More should be happening on a parallel path to deal with this issue, although the Government says it has increased the numbers of colonoscopies available.

It might also have been possible to roll out a national programme in stages.

Health Minister Jonathan Coleman has said he expects to take a business case to Cabinet by the end of this year for a national screening programme but would consult the sector first.

The Government has also indicated, while not promising, the beginnings of a national programme from early 2017.

But the frustration over the past two years has been at the slow pace of developments.

The Government should be able, in a matter where lives are being lost, to pull out the stops, work down three or four paths at once and promote and push for prompt action, not just talk.

One of those paths could well be on screening method, with Dunedin's Associate Prof Brian Cox pushing another means from that used in the pilot, one which would eliminate the demand for large numbers of extra colonoscopies.

The world of cancer screening is changing - witness Dunedin company Pacific Edge and its non-invasive bladder cancer test - and, as well as speed, the ministry is going to require flexible thinking.

This week an overview of a major study into bowel cancer treatment in this country was presented and it made grim reading.

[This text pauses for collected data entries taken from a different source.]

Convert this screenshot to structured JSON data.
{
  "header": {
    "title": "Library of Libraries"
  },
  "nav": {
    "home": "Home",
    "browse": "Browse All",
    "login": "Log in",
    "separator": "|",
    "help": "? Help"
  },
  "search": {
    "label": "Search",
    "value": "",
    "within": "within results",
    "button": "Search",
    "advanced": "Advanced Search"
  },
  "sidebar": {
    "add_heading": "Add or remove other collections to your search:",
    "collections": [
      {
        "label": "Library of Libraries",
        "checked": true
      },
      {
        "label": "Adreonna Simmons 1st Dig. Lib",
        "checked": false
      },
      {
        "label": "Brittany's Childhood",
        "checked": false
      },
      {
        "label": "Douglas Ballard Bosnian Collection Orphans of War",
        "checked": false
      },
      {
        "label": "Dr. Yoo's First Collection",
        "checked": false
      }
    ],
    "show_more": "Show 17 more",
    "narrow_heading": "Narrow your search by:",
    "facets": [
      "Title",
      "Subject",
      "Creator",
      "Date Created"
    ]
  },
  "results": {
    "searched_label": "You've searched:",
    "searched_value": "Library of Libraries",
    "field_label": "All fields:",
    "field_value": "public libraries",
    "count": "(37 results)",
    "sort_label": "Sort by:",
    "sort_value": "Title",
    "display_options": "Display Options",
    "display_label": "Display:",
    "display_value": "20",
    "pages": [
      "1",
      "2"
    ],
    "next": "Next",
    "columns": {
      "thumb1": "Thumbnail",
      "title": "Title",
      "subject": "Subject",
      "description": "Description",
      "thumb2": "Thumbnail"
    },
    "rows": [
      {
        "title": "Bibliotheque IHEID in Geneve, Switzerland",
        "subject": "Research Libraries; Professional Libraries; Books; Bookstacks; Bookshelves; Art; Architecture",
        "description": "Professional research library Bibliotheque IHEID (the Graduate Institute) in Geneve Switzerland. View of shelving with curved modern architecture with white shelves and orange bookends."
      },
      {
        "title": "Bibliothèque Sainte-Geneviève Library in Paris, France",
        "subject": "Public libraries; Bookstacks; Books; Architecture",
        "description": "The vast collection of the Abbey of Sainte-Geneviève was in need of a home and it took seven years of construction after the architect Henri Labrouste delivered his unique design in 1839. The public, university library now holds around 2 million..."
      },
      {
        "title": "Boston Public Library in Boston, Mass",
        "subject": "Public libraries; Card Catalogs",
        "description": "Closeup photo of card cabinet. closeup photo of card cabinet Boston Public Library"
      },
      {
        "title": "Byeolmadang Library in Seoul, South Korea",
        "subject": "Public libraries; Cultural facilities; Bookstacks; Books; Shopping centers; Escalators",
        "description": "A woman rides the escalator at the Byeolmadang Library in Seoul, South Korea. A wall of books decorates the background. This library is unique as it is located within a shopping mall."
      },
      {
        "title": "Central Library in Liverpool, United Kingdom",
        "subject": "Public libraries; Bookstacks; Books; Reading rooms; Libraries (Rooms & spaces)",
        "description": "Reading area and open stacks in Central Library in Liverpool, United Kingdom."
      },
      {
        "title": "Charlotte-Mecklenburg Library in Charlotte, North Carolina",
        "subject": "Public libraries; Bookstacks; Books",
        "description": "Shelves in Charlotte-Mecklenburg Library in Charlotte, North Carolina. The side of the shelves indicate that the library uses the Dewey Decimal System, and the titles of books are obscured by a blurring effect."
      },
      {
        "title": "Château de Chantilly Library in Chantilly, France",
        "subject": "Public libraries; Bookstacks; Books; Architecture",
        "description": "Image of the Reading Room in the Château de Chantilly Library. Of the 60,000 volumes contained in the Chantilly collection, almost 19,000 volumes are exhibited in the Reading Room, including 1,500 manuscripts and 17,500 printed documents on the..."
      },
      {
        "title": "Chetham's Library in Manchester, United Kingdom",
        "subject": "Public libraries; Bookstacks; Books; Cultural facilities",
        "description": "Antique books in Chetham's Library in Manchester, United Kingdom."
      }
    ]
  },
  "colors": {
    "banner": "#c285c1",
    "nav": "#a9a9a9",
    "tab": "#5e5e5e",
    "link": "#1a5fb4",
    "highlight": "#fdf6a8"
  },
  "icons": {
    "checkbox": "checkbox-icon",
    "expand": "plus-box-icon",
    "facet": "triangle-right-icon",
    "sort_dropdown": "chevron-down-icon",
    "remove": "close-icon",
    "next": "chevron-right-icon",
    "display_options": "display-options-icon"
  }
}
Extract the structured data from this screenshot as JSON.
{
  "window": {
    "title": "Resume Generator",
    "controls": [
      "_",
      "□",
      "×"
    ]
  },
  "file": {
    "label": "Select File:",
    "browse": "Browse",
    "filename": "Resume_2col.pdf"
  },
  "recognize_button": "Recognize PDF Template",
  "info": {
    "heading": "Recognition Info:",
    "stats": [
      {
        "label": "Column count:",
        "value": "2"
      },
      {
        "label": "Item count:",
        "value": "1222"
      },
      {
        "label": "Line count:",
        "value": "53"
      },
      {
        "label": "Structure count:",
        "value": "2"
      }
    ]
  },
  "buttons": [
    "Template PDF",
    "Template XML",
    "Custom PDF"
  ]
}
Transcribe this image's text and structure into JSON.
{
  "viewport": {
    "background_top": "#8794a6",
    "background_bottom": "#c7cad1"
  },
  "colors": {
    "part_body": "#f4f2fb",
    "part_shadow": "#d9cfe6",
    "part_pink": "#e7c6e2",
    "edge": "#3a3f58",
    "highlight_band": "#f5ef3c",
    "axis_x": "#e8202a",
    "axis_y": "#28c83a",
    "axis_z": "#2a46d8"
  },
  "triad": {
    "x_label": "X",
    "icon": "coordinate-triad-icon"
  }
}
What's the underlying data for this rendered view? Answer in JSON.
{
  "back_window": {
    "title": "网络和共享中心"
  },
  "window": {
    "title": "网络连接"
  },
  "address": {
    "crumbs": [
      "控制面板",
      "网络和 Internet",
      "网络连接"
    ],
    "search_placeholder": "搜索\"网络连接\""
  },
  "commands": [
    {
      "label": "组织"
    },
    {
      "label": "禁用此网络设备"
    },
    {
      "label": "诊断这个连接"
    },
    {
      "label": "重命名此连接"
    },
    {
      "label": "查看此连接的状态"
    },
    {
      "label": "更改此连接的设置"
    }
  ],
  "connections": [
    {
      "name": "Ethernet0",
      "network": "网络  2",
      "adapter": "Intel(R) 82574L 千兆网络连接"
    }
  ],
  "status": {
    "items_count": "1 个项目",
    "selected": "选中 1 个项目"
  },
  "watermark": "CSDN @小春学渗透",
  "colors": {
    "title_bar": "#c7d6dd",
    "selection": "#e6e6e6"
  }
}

It exposed failures in the diagnosis and treatment of bowel cancer and New Zealand lined up poorly compared with Australia and the United Kingdom.

A third of patients with bowel cancer did not know they had it until they turned up at an emergency department (21% in Britain).

Fewer than half of patients with advanced cancer received life-prolonging chemotherapy. And only 60% of patients with stage 3 bowel cancer received chemotherapy (74% in Australia).

The frustration of Bowel Cancer New Zealand is understandable.

This country's performance has been not good enough.